Gaines is worried the regularly pumped stormwater will erode the only remaining access into the neighborhood.

"It's an eyesore, yes, but our main concern is the safety issue because the longer that water is being routed to this street, to more it's overtaxing that," Gaines said. "If that collapses, 75 homes are down here without any egress. We're stuck."

Neighbors said property values have dropped and some owners have had difficulty selling.

"We hadn't planned on selling the house but we'd like it to be our decision but probably couldn't sell it now," Joyce Flavell said.

At the corner of McAlpin Street and McLawren Terrace, the road is still blocked.

Sand fills in much of the hole that opened up in the asphalt.

The two homes evacuated in February 2018 when the first hole opened up still sit vacant with cracks cutting through the stucco-coated concrete block.

"When it rains real hard, I look out there and it looks like a river and it's starting to come up closer and closer and I'm worried about the hurricanes," Joyce Flavell said. "Fourteen months.

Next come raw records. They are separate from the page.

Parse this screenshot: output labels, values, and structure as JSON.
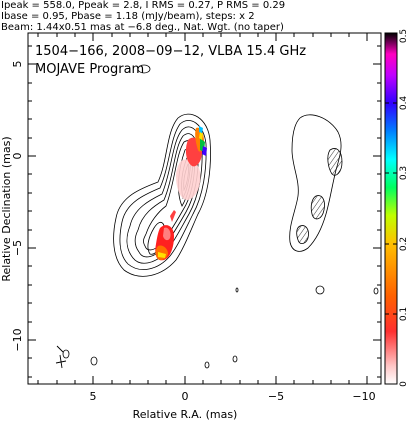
{
  "header": {
    "line1": "Ipeak = 558.0, Ppeak = 2.8, I RMS = 0.27, P RMS = 0.29",
    "line2": "Ibase = 0.95, Pbase = 1.18 (mJy/beam), steps: x 2",
    "line3": "Beam: 1.44x0.51 mas at −6.8 deg., Nat. Wgt. (no taper)"
  },
  "plot": {
    "title_line1": "1504−166, 2008−09−12, VLBA 15.4 GHz",
    "title_line2": "MOJAVE Program",
    "xlabel": "Relative R.A. (mas)",
    "ylabel": "Relative Declination (mas)",
    "xtick_labels": [
      "5",
      "0",
      "−5",
      "−10"
    ],
    "ytick_labels": [
      "5",
      "0",
      "−5",
      "−10"
    ]
  },
  "colorbar": {
    "tick_labels": [
      "0",
      "0.1",
      "0.2",
      "0.3",
      "0.4",
      "0.5"
    ],
    "colors": [
      "#ffffff",
      "#ff9999",
      "#ff0000",
      "#ff8000",
      "#ffff00",
      "#80ff00",
      "#00ff80",
      "#00ffff",
      "#0080ff",
      "#0000ff",
      "#8000ff",
      "#ff00ff",
      "#000000"
    ]
  },
  "chart_data": {
    "type": "contour",
    "title": "1504−166, 2008−09−12, VLBA 15.4 GHz",
    "subtitle": "MOJAVE Program",
    "xlabel": "Relative R.A. (mas)",
    "ylabel": "Relative Declination (mas)",
    "xlim": [
      8.3,
      -11.0
    ],
    "ylim": [
      -12.7,
      6.6
    ],
    "colorbar_range": [
      0,
      0.5
    ],
    "panels": [
      "left: total intensity contours with colored fractional polarization",
      "right: polarized intensity contours with hatching"
    ]
  }
}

That's a very long time and we're getting discouraged."

Gaines said a Marion County Government employee called her Monday morning and said the holding company that bought the condemned houses has stabilized the ground beneath one but not the other. The company's permit to finish the work expires at the end of July.

"Tomorrow we're going to say please don't give them extensions and show them pictures to give them a visual of what it's really like out here," Gaines said.

Gaines said the county will not fix the road until the homes are stabilized.

The Marion County Commission meeting begins at 9 a.m. Tuesday. Gaines expects the opportunity to begin speaking to the commission around 10 a.m.

Commissioners will not vote but only take public comment on Tuesday.